Calto is an opera seria in three acts by Francesco Bianchi. The libretto was by Giuseppe Maria Foppa, after the 'Celtic' poetry of Ossian. The opera was first performed at the Teatro San Benedetto in Venice on 23 January 1788.

Calto was an innovative work with some special instrumentation.

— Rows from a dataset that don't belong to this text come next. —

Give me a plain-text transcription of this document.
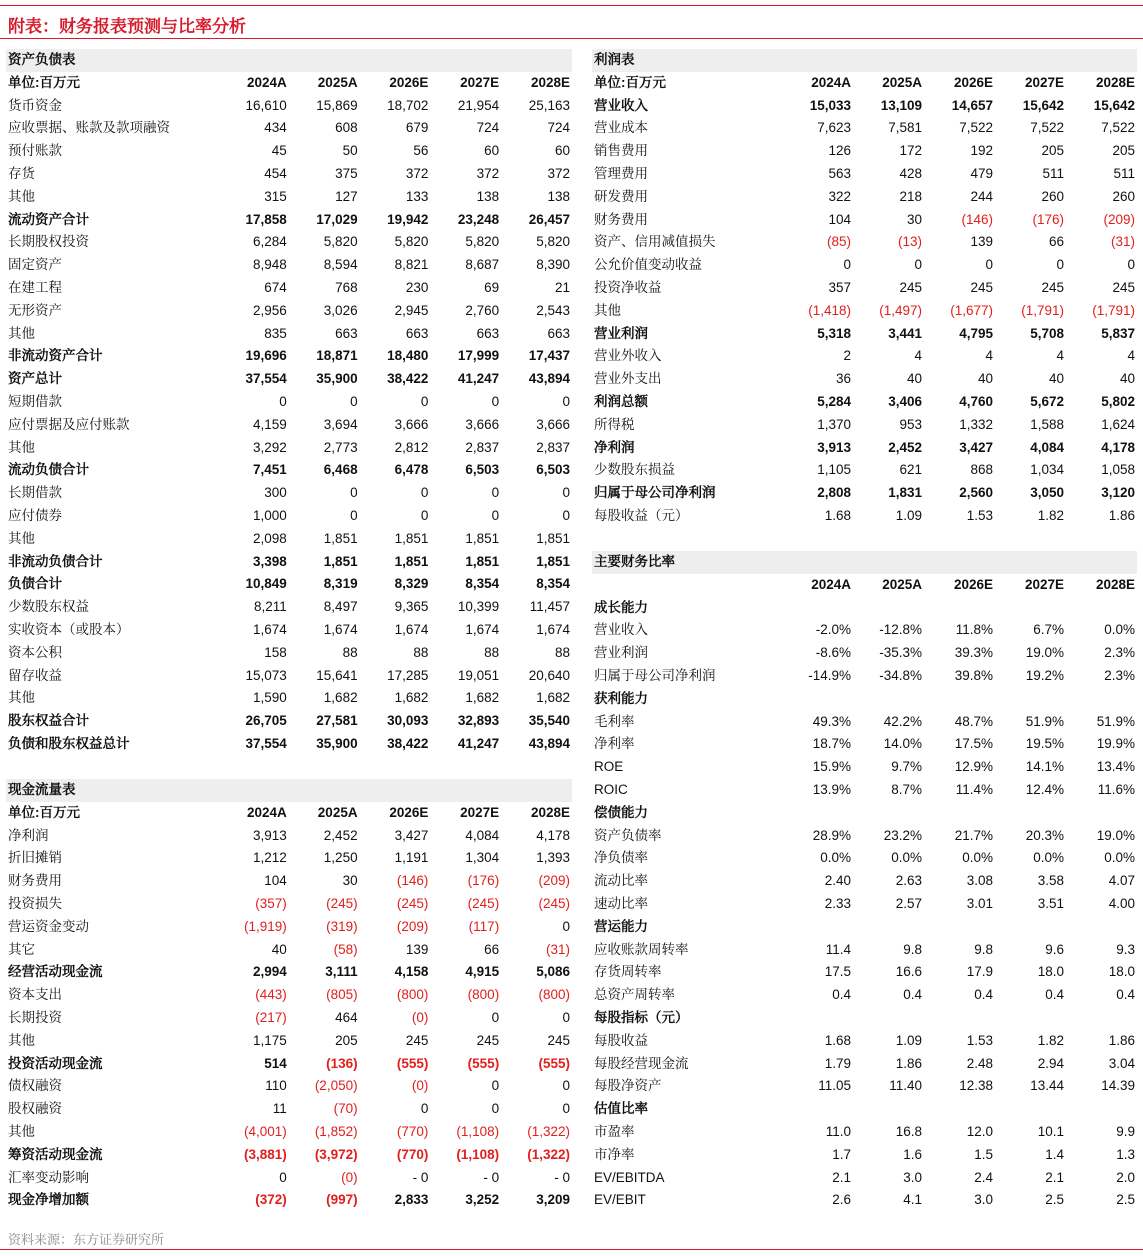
附表：财务报表预测与比率分析
资产负债表					
单位:百万元	2024A	2025A	2026E	2027E	2028E
货币资金	16,610	15,869	18,702	21,954	25,163
应收票据、账款及款项融资	434	608	679	724	724
预付账款	45	50	56	60	60
存货	454	375	372	372	372
其他	315	127	133	138	138
流动资产合计	17,858	17,029	19,942	23,248	26,457
长期股权投资	6,284	5,820	5,820	5,820	5,820
固定资产	8,948	8,594	8,821	8,687	8,390
在建工程	674	768	230	69	21
无形资产	2,956	3,026	2,945	2,760	2,543
其他	835	663	663	663	663
非流动资产合计	19,696	18,871	18,480	17,999	17,437
资产总计	37,554	35,900	38,422	41,247	43,894
短期借款	0	0	0	0	0
应付票据及应付账款	4,159	3,694	3,666	3,666	3,666
其他	3,292	2,773	2,812	2,837	2,837
流动负债合计	7,451	6,468	6,478	6,503	6,503
长期借款	300	0	0	0	0
应付债券	1,000	0	0	0	0
其他	2,098	1,851	1,851	1,851	1,851
非流动负债合计	3,398	1,851	1,851	1,851	1,851
负债合计	10,849	8,319	8,329	8,354	8,354
少数股东权益	8,211	8,497	9,365	10,399	11,457
实收资本（或股本）	1,674	1,674	1,674	1,674	1,674
资本公积	158	88	88	88	88
留存收益	15,073	15,641	17,285	19,051	20,640
其他	1,590	1,682	1,682	1,682	1,682
股东权益合计	26,705	27,581	30,093	32,893	35,540
负债和股东权益总计	37,554	35,900	38,422	41,247	43,894
利润表					
单位:百万元	2024A	2025A	2026E	2027E	2028E
营业收入	15,033	13,109	14,657	15,642	15,642
营业成本	7,623	7,581	7,522	7,522	7,522
销售费用	126	172	192	205	205
管理费用	563	428	479	511	511
研发费用	322	218	244	260	260
财务费用	104	30	(146)	(176)	(209)
资产、信用减值损失	(85)	(13)	139	66	(31)
公允价值变动收益	0	0	0	0	0
投资净收益	357	245	245	245	245
其他	(1,418)	(1,497)	(1,677)	(1,791)	(1,791)
营业利润	5,318	3,441	4,795	5,708	5,837
营业外收入	2	4	4	4	4
营业外支出	36	40	40	40	40
利润总额	5,284	3,406	4,760	5,672	5,802
所得税	1,370	953	1,332	1,588	1,624
净利润	3,913	2,452	3,427	4,084	4,178
少数股东损益	1,105	621	868	1,034	1,058
归属于母公司净利润	2,808	1,831	2,560	3,050	3,120
每股收益（元）	1.68	1.09	1.53	1.82	1.86
现金流量表					
单位:百万元	2024A	2025A	2026E	2027E	2028E
净利润	3,913	2,452	3,427	4,084	4,178
折旧摊销	1,212	1,250	1,191	1,304	1,393
财务费用	104	30	(146)	(176)	(209)
投资损失	(357)	(245)	(245)	(245)	(245)
营运资金变动	(1,919)	(319)	(209)	(117)	0
其它	40	(58)	139	66	(31)
经营活动现金流	2,994	3,111	4,158	4,915	5,086
资本支出	(443)	(805)	(800)	(800)	(800)
长期投资	(217)	464	(0)	0	0
其他	1,175	205	245	245	245
投资活动现金流	514	(136)	(555)	(555)	(555)
债权融资	110	(2,050)	(0)	0	0
股权融资	11	(70)	0	0	0
其他	(4,001)	(1,852)	(770)	(1,108)	(1,322)
筹资活动现金流	(3,881)	(3,972)	(770)	(1,108)	(1,322)
汇率变动影响	0	(0)	- 0	- 0	- 0
现金净增加额	(372)	(997)	2,833	3,252	3,209
主要财务比率					
	2024A	2025A	2026E	2027E	2028E
成长能力					
营业收入	-2.0%	-12.8%	11.8%	6.7%	0.0%
营业利润	-8.6%	-35.3%	39.3%	19.0%	2.3%
归属于母公司净利润	-14.9%	-34.8%	39.8%	19.2%	2.3%
获利能力					
毛利率	49.3%	42.2%	48.7%	51.9%	51.9%
净利率	18.7%	14.0%	17.5%	19.5%	19.9%
ROE	15.9%	9.7%	12.9%	14.1%	13.4%
ROIC	13.9%	8.7%	11.4%	12.4%	11.6%
偿债能力					
资产负债率	28.9%	23.2%	21.7%	20.3%	19.0%
净负债率	0.0%	0.0%	0.0%	0.0%	0.0%
流动比率	2.40	2.63	3.08	3.58	4.07
速动比率	2.33	2.57	3.01	3.51	4.00
营运能力					
应收账款周转率	11.4	9.8	9.8	9.6	9.3
存货周转率	17.5	16.6	17.9	18.0	18.0
总资产周转率	0.4	0.4	0.4	0.4	0.4
每股指标（元）					
每股收益	1.68	1.09	1.53	1.82	1.86
每股经营现金流	1.79	1.86	2.48	2.94	3.04
每股净资产	11.05	11.40	12.38	13.44	14.39
估值比率					
市盈率	11.0	16.8	12.0	10.1	9.9
市净率	1.7	1.6	1.5	1.4	1.3
EV/EBITDA	2.1	3.0	2.4	2.1	2.0
EV/EBIT	2.6	4.1	3.0	2.5	2.5
资料来源：东方证券研究所
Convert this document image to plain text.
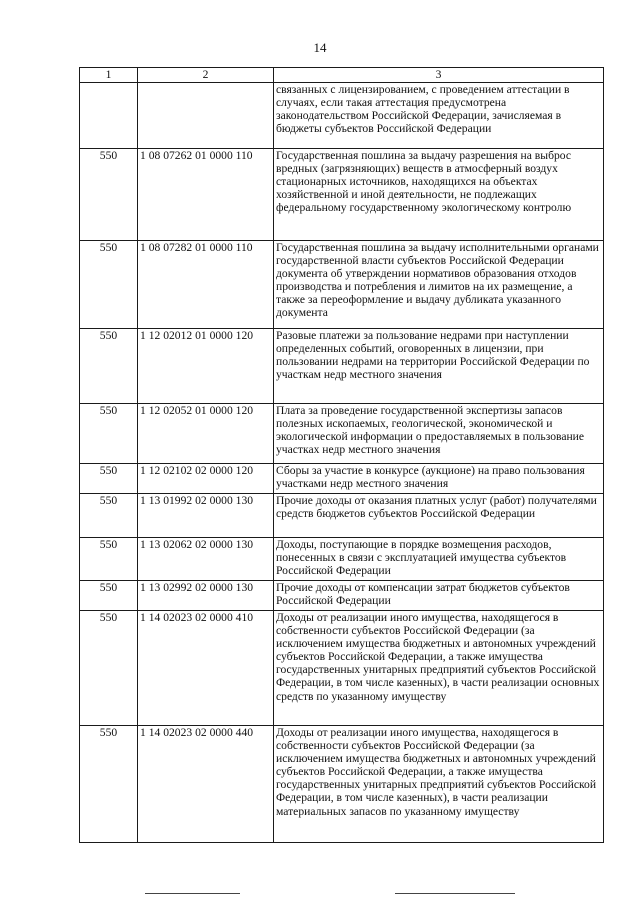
14
1	2	3
		связанных с лицензированием, с проведением аттестации в случаях, если такая аттестация предусмотрена законодательством Российской Федерации, зачисляемая в бюджеты субъектов Российской Федерации
550	1 08 07262 01 0000 110	Государственная пошлина за выдачу разрешения на выброс вредных (загрязняющих) веществ в атмосферный воздух стационарных источников, находящихся на объектах хозяйственной и иной деятельности, не подлежащих федеральному государственному экологическому контролю
550	1 08 07282 01 0000 110	Государственная пошлина за выдачу исполнительными органами государственной власти субъектов Российской Федерации документа об утверждении нормативов образования отходов производства и потребления и лимитов на их размещение, а также за переоформление и выдачу дубликата указанного документа
550	1 12 02012 01 0000 120	Разовые платежи за пользование недрами при наступлении определенных событий, оговоренных в лицензии, при пользовании недрами на территории Российской Федерации по участкам недр местного значения
550	1 12 02052 01 0000 120	Плата за проведение государственной экспертизы запасов полезных ископаемых, геологической, экономической и экологической информации о предоставляемых в пользование участках недр местного значения
550	1 12 02102 02 0000 120	Сборы за участие в конкурсе (аукционе) на право пользования участками недр местного значения
550	1 13 01992 02 0000 130	Прочие доходы от оказания платных услуг (работ) получателями средств бюджетов субъектов Российской Федерации
550	1 13 02062 02 0000 130	Доходы, поступающие в порядке возмещения расходов, понесенных в связи с эксплуатацией имущества субъектов Российской Федерации
550	1 13 02992 02 0000 130	Прочие доходы от компенсации затрат бюджетов субъектов Российской Федерации
550	1 14 02023 02 0000 410	Доходы от реализации иного имущества, находящегося в собственности субъектов Российской Федерации (за исключением имущества бюджетных и автономных учреждений субъектов Российской Федерации, а также имущества государственных унитарных предприятий субъектов Российской Федерации, в том числе казенных), в части реализации основных средств по указанному имуществу
550	1 14 02023 02 0000 440	Доходы от реализации иного имущества, находящегося в собственности субъектов Российской Федерации (за исключением имущества бюджетных и автономных учреждений субъектов Российской Федерации, а также имущества государственных унитарных предприятий субъектов Российской Федерации, в том числе казенных), в части реализации материальных запасов по указанному имуществу
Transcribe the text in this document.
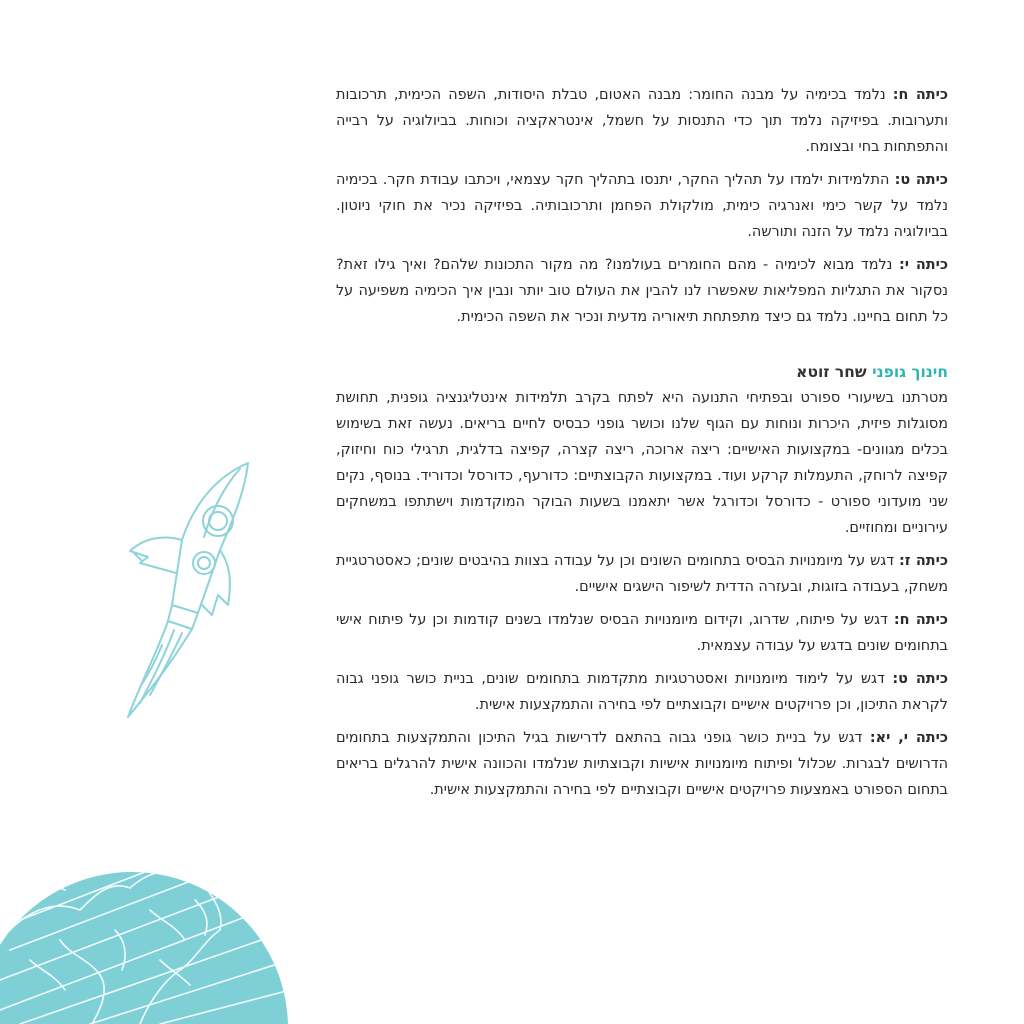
כיתה ח: נלמד בכימיה על מבנה החומר: מבנה האטום, טבלת היסודות, השפה הכימית, תרכובות ותערובות. בפיזיקה נלמד תוך כדי התנסות על חשמל, אינטראקציה וכוחות. בביולוגיה על רבייה והתפתחות בחי ובצומח.

כיתה ט: התלמידות ילמדו על תהליך החקר, יתנסו בתהליך חקר עצמאי, ויכתבו עבודת חקר. בכימיה נלמד על קשר כימי ואנרגיה כימית, מולקולת הפחמן ותרכובותיה. בפיזיקה נכיר את חוקי ניוטון. בביולוגיה נלמד על הזנה ותורשה.

כיתה י: נלמד מבוא לכימיה - מהם החומרים בעולמנו? מה מקור התכונות שלהם? ואיך גילו זאת? נסקור את התגליות המפליאות שאפשרו לנו להבין את העולם טוב יותר ונבין איך הכימיה משפיעה על כל תחום בחיינו. נלמד גם כיצד מתפתחת תיאוריה מדעית ונכיר את השפה הכימית.

חינוך גופני שחר זוטא

מטרתנו בשיעורי ספורט ובפתיחי התנועה היא לפתח בקרב תלמידות אינטליגנציה גופנית, תחושת מסוגלות פיזית, היכרות ונוחות עם הגוף שלנו וכושר גופני כבסיס לחיים בריאים. נעשה זאת בשימוש בכלים מגוונים- במקצועות האישיים: ריצה ארוכה, ריצה קצרה, קפיצה בדלגית, תרגילי כוח וחיזוק, קפיצה לרוחק, התעמלות קרקע ועוד. במקצועות הקבוצתיים: כדורעף, כדורסל וכדוריד. בנוסף, נקים שני מועדוני ספורט - כדורסל וכדורגל אשר יתאמנו בשעות הבוקר המוקדמות וישתתפו במשחקים עירוניים ומחוזיים.

כיתה ז: דגש על מיומנויות הבסיס בתחומים השונים וכן על עבודה בצוות בהיבטים שונים; כאסטרטגיית משחק, בעבודה בזוגות, ובעזרה הדדית לשיפור הישגים אישיים.

כיתה ח: דגש על פיתוח, שדרוג, וקידום מיומנויות הבסיס שנלמדו בשנים קודמות וכן על פיתוח אישי בתחומים שונים בדגש על עבודה עצמאית.

כיתה ט: דגש על לימוד מיומנויות ואסטרטגיות מתקדמות בתחומים שונים, בניית כושר גופני גבוה לקראת התיכון, וכן פרויקטים אישיים וקבוצתיים לפי בחירה והתמקצעות אישית.

כיתה י, יא: דגש על בניית כושר גופני גבוה בהתאם לדרישות בגיל התיכון והתמקצעות בתחומים הדרושים לבגרות. שכלול ופיתוח מיומנויות אישיות וקבוצתיות שנלמדו והכוונה אישית להרגלים בריאים בתחום הספורט באמצעות פרויקטים אישיים וקבוצתיים לפי בחירה והתמקצעות אישית.
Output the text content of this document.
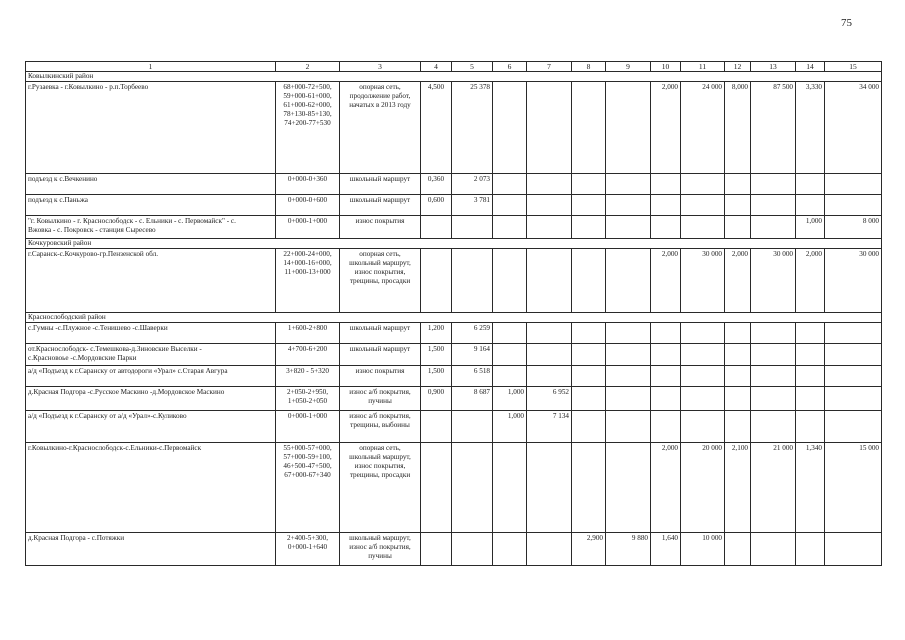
75
1	2	3	4	5	6	7	8	9	10	11	12	13	14	15
Ковылкинский район														
г.Рузаевка - г.Ковылкино - р.п.Торбеево	68+000-72+500,
59+000-61+000,
61+000-62+000,
78+130-85+130,
74+200-77+530	опорная сеть,
продолжение работ,
начатых в 2013 году	4,500	25 378					2,000	24 000	8,000	87 500	3,330	34 000
подъезд к с.Вечкенино	0+000-0+360	школьный маршрут	0,360	2 073										
подъезд к с.Паньжа	0+000-0+600	школьный маршрут	0,600	3 781										
"г. Ковылкино - г. Краснослободск - с. Ельники - с. Первомайск" - с.
Вжовка - с. Покровск - станция Сыресево	0+000-1+000	износ покрытия											1,000	8 000
Кочкуровский район														
г.Саранск-с.Кочкурово-гр.Пензенской обл.	22+000-24+000,
14+000-16+000,
11+000-13+000	опорная сеть,
школьный маршрут,
износ покрытия,
трещины, просадки							2,000	30 000	2,000	30 000	2,000	30 000
Краснослободский район														
с.Гумны -с.Плужное -с.Тенишево -с.Шаверки	1+600-2+800	школьный маршрут	1,200	6 259										
от.Краснослободск- с.Темешкова-д.Зиновские Выселки -
с.Красновоье -с.Мордовские Парки	4+700-6+200	школьный маршрут	1,500	9 164										
а/д «Подъезд к г.Саранску от автодороги «Урал» с.Старая Авгура	3+820 - 5+320	износ покрытия	1,500	6 518										
д.Красная Подгора -с.Русское Маскино -д.Мордовское Маскино	2+050-2+950,
1+050-2+050	износ а/б покрытия,
пучины	0,900	8 687	1,000	6 952								
а/д «Подъезд к г.Саранску от а/д «Урал»-с.Куликово	0+000-1+000	износ а/б покрытия,
трещины, выбоины			1,000	7 134								
г.Ковылкино-г.Краснослободск-с.Ельники-с.Первомайск	55+000-57+000,
57+000-59+100,
46+500-47+500,
67+000-67+340	опорная сеть,
школьный маршрут,
износ покрытия,
трещины, просадки							2,000	20 000	2,100	21 000	1,340	15 000
д.Красная Подгора - с.Потяжки	2+400-5+300,
0+000-1+640	школьный маршрут,
износ а/б покрытия,
пучины					2,900	9 880	1,640	10 000				
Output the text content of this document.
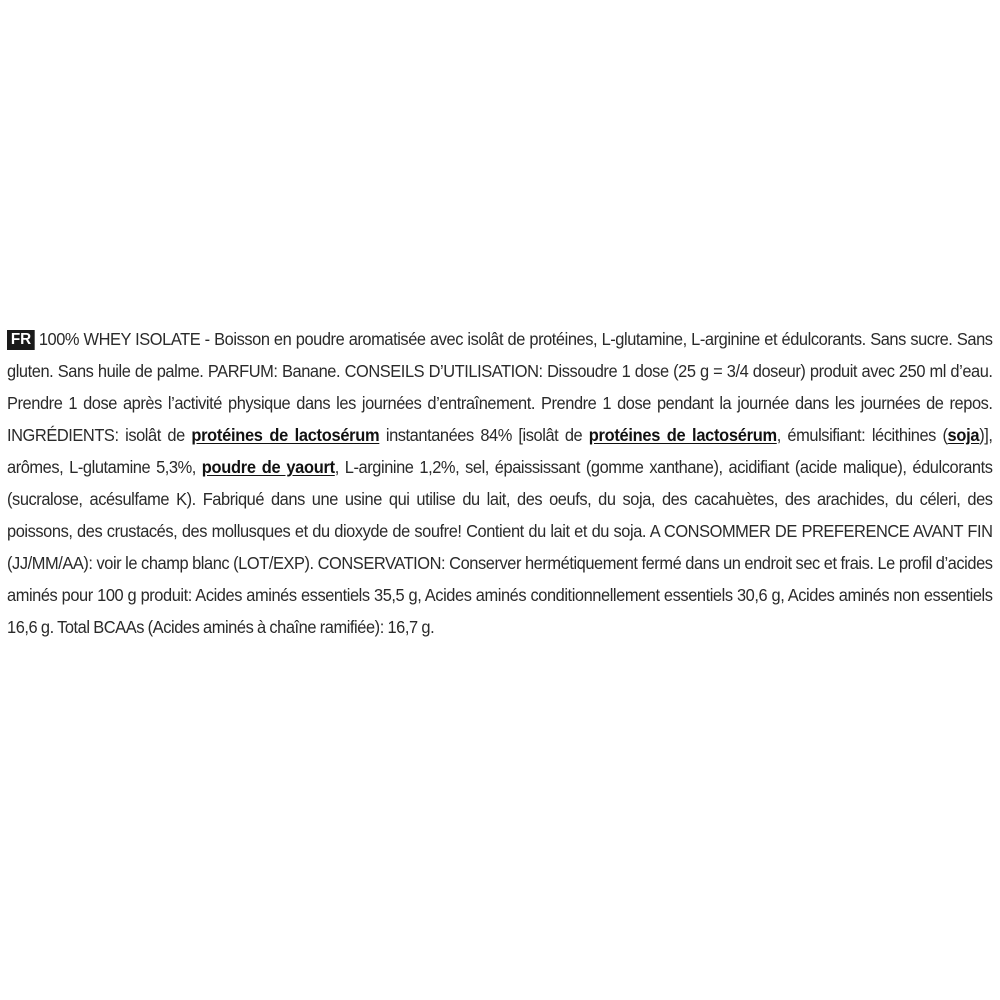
FR 100% WHEY ISOLATE - Boisson en poudre aromatisée avec isolât de protéines, L-glutamine, L-arginine et édulcorants. Sans sucre. Sans gluten. Sans huile de palme. PARFUM: Banane. CONSEILS D’UTILISATION: Dissoudre 1 dose (25 g = 3/4 doseur) produit avec 250 ml d’eau. Prendre 1 dose après l’activité physique dans les journées d’entraînement. Prendre 1 dose pendant la journée dans les journées de repos. INGRÉDIENTS: isolât de protéines de lactosérum instantanées 84% [isolât de protéines de lactosérum, émulsifiant: lécithines (soja)], arômes, L-glutamine 5,3%, poudre de yaourt, L-arginine 1,2%, sel, épaississant (gomme xanthane), acidifiant (acide malique), édulcorants (sucralose, acésulfame K). Fabriqué dans une usine qui utilise du lait, des oeufs, du soja, des cacahuètes, des arachides, du céleri, des poissons, des crustacés, des mollusques et du dioxyde de soufre! Contient du lait et du soja. A CONSOMMER DE PREFERENCE AVANT FIN (JJ/MM/AA): voir le champ blanc (LOT/EXP). CONSERVATION: Conserver hermétiquement fermé dans un endroit sec et frais. Le profil d’acides aminés pour 100 g produit: Acides aminés essentiels 35,5 g, Acides aminés conditionnellement essentiels 30,6 g, Acides aminés non essentiels 16,6 g. Total BCAAs (Acides aminés à chaîne ramifiée): 16,7 g.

As Marita P. McClymonds explains "Bianchi uses flat keys, fluctuating modes, chromatic dissonances and an unusually wide range of wind timbres (oboe, bassoon, clarinet, horn and English horn) for maximum dramatic effect."

==Roles==

| Role | Voice type | Premiere Cast, 23 January 1788 (Conductor:) |
|---|---|---|
| Duntalmo, usurper king | tenor | Giuseppe Bertelli |
| Corimba, Duntalmo's daughter, secretly married to Calto | soprano | Maria Giacinta Galli |
| Sinveno | soprano castrato | Tommaso Catena |
| Calto, son of the rightful king killed by Duntalmo, adopted by Sinveno | soprano castrato | Giovanni Rubinelli |
| Asteria | soprano | Maria Bellavigna |
| Conalbo | tenor | Antonio Mora |

==Synopsis==
Calto claims his rightful throne from the usurper Duntalmo, but the latter is saved by Corimba, who turns out to be both Duntalmo's daughter and the mother of Calto's two children.